Provocative YouTube Feedback Loops

Provocative YouTube Feedback Loops

Every time artist Martin Kohout watches a Youtube video, he takes webcam footage of himself watching and posts it as a Youtube “response” to the original.

John Ryan
  • 18 january 2011

Screen capture from “Watching re: watching response to Watching Response to Re: Response to Watching Being a”

Every time artist Martin Kohout watches a Youtube video, he takes webcam footage of himself watching and posts it as a Youtube “response” to the original. Unlike many Youtube “responders,” Berlin-based Kohout does not offer opinion or even speak. Throughout the hundreds of Youtube posts he’s amassed since starting the practice in April 2010, Kohout simply watches, punctuating his silence with an occasional cough, smile, or sideways glance. Of course, some users join in on the act and post videos of themselves watching Kohout’s Youtubes, to which he responds by making another Youtube of himself watching that Youtube, and so on.

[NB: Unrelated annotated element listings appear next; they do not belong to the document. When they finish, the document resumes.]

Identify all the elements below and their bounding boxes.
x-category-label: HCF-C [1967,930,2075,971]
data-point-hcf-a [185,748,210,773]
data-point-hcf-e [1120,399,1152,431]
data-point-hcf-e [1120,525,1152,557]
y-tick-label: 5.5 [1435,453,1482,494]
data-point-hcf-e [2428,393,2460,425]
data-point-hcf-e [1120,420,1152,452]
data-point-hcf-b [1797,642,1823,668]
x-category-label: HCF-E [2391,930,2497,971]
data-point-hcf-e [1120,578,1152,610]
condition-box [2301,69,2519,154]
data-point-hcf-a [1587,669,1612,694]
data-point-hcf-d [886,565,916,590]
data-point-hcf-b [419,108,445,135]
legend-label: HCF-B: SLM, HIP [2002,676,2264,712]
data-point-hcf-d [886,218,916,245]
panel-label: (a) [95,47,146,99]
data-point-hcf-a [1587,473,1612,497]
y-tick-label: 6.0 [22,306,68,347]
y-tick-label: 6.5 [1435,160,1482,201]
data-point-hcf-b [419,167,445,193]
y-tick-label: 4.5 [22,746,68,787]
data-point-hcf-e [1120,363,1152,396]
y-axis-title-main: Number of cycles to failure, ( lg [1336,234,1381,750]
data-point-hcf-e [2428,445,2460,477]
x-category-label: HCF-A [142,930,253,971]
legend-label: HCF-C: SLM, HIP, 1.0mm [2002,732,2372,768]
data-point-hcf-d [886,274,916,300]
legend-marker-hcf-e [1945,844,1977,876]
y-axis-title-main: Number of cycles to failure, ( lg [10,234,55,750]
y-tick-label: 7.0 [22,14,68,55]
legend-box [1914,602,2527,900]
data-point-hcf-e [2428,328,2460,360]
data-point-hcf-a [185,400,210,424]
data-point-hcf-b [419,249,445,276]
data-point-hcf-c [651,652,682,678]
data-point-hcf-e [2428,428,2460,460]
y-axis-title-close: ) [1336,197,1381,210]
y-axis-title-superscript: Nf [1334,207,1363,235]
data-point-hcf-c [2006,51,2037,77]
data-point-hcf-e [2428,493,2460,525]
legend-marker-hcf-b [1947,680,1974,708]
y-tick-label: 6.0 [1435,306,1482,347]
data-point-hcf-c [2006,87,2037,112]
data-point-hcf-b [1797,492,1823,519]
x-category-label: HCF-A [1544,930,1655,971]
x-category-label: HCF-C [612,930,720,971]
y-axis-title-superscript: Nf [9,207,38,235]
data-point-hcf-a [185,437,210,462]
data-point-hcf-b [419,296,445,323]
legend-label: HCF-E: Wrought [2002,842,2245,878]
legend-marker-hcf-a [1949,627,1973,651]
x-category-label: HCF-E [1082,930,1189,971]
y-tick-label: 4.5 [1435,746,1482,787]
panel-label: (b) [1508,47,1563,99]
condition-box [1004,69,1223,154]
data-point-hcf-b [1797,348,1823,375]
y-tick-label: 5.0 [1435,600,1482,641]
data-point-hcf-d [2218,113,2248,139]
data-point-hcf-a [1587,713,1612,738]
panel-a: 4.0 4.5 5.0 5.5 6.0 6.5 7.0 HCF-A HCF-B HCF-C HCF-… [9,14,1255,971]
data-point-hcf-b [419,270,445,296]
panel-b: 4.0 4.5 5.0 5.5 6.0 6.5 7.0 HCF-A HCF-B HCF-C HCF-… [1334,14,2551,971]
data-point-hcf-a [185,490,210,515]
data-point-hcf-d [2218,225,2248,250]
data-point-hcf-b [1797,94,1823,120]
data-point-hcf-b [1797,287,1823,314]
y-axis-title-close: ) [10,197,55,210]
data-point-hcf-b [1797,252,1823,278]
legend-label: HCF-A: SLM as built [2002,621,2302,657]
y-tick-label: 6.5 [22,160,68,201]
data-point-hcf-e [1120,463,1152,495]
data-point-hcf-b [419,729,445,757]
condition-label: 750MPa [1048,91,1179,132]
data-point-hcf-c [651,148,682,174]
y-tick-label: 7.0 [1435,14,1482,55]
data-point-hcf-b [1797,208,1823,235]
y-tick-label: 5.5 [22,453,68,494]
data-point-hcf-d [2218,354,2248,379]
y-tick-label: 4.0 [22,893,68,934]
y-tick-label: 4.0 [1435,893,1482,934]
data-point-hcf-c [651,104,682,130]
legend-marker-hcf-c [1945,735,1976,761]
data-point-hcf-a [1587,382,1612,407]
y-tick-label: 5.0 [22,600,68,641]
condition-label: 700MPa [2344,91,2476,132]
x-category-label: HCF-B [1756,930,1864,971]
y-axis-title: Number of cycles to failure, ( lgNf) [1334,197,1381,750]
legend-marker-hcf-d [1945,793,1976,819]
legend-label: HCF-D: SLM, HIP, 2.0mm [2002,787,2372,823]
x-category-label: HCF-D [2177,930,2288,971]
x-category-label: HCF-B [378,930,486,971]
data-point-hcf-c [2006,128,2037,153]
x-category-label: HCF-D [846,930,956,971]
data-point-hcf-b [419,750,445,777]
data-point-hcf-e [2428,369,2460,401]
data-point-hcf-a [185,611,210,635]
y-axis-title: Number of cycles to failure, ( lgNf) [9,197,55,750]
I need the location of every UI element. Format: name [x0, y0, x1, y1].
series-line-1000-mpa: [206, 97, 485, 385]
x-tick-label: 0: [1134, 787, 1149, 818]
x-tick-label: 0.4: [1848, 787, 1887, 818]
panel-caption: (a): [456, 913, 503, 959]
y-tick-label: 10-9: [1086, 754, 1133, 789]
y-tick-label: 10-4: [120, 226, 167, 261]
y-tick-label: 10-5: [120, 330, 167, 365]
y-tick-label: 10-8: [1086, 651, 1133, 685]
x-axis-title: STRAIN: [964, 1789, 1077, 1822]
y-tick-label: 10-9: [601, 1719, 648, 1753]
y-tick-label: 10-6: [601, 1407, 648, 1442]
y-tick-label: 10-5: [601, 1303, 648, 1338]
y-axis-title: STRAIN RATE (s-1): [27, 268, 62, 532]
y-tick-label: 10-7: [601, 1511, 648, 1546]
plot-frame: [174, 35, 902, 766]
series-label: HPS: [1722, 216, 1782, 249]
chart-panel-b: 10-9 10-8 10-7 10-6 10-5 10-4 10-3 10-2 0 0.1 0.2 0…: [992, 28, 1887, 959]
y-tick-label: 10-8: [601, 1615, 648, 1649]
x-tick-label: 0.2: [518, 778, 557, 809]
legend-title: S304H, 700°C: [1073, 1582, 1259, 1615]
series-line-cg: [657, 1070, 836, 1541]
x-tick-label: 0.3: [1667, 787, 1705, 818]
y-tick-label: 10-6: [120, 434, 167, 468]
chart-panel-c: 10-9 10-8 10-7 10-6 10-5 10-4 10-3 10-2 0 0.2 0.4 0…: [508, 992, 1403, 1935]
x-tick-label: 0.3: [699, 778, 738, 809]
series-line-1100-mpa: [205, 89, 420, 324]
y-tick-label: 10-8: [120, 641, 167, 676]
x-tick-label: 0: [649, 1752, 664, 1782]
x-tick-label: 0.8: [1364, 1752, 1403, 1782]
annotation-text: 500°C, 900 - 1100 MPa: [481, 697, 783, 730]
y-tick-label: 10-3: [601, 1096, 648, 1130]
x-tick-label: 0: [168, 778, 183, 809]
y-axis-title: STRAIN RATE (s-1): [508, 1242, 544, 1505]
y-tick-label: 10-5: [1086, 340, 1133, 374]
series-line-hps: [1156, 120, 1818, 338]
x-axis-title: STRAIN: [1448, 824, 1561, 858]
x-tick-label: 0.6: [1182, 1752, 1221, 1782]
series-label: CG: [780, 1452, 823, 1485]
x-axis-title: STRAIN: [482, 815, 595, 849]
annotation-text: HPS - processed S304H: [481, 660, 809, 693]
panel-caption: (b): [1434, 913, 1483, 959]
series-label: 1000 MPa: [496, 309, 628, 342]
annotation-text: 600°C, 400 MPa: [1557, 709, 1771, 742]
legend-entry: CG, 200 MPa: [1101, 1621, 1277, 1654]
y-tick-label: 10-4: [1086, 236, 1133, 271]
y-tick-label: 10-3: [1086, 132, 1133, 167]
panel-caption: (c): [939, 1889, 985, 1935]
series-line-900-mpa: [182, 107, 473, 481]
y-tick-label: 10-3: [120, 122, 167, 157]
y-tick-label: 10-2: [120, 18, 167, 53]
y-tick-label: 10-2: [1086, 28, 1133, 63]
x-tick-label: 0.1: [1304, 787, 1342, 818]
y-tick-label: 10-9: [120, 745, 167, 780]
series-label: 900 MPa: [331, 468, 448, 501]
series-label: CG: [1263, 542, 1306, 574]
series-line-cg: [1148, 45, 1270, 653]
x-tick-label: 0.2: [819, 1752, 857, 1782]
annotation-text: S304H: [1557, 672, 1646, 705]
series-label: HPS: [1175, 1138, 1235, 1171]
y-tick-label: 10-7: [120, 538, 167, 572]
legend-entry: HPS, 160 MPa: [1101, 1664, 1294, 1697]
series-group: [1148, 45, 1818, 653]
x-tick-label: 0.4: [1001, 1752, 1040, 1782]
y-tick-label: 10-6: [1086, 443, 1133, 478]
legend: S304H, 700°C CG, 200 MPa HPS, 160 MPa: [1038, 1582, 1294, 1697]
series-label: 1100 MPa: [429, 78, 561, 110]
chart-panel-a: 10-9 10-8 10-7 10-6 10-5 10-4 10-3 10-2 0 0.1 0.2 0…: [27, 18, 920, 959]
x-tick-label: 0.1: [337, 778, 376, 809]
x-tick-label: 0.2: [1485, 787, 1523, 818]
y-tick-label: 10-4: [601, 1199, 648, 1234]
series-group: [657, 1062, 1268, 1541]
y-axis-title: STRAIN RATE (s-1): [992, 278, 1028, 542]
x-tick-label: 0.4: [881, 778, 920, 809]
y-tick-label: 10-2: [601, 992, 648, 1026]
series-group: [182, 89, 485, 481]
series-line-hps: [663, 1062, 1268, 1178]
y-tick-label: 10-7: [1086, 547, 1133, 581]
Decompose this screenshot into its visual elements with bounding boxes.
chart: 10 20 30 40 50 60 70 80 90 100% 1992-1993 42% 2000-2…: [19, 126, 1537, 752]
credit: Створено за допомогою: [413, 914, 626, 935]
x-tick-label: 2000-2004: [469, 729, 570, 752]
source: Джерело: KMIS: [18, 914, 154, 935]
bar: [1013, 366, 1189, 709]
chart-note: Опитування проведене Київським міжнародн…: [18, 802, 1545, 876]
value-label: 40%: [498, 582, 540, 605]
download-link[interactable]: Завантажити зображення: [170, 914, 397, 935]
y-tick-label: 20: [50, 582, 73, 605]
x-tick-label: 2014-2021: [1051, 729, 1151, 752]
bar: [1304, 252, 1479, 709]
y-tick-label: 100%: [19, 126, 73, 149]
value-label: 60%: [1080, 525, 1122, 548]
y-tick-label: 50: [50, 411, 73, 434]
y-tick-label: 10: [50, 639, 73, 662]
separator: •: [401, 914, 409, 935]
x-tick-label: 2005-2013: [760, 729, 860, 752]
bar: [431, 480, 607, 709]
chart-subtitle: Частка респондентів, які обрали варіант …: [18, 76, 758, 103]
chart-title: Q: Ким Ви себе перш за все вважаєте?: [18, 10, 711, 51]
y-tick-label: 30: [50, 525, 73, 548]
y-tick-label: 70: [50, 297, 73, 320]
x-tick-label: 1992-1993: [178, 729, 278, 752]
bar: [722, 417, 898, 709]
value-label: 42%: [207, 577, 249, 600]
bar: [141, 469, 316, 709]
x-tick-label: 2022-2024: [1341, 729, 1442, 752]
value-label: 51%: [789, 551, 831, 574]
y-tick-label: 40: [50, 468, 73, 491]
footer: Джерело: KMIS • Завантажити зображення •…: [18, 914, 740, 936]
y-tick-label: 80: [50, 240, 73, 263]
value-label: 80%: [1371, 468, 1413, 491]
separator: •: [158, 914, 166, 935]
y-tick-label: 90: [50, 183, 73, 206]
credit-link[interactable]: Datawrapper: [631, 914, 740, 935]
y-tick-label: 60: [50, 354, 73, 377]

Kohout has experimented with provocative Youtube feedback loops before. His 2008 work Moonwalk, an infinite staircase of the Youtube progress bars, gained him museum showings and and Internet notoriety of near-equal “likes” and “dislikes.” Another series found Kohout downloading Youtubes of people kick-starting their motorcycles, digitally removing the engine sound and posting the altered video as a response to the owner’s original. Another consists of “Portraits extracted from collected funeral notices, printed without any graphic or layout and put back to the original environment.” In all of these, Kohout exploits technological ease of duplication to erase the pride of text and speech-based language, forwarding the silent emotions of image and point-of-view. While superficially Martin Kohout’s Youtube channel appears like a massive self-portrait, once we begin following its nexus of links, it becomes a reflection of the online community.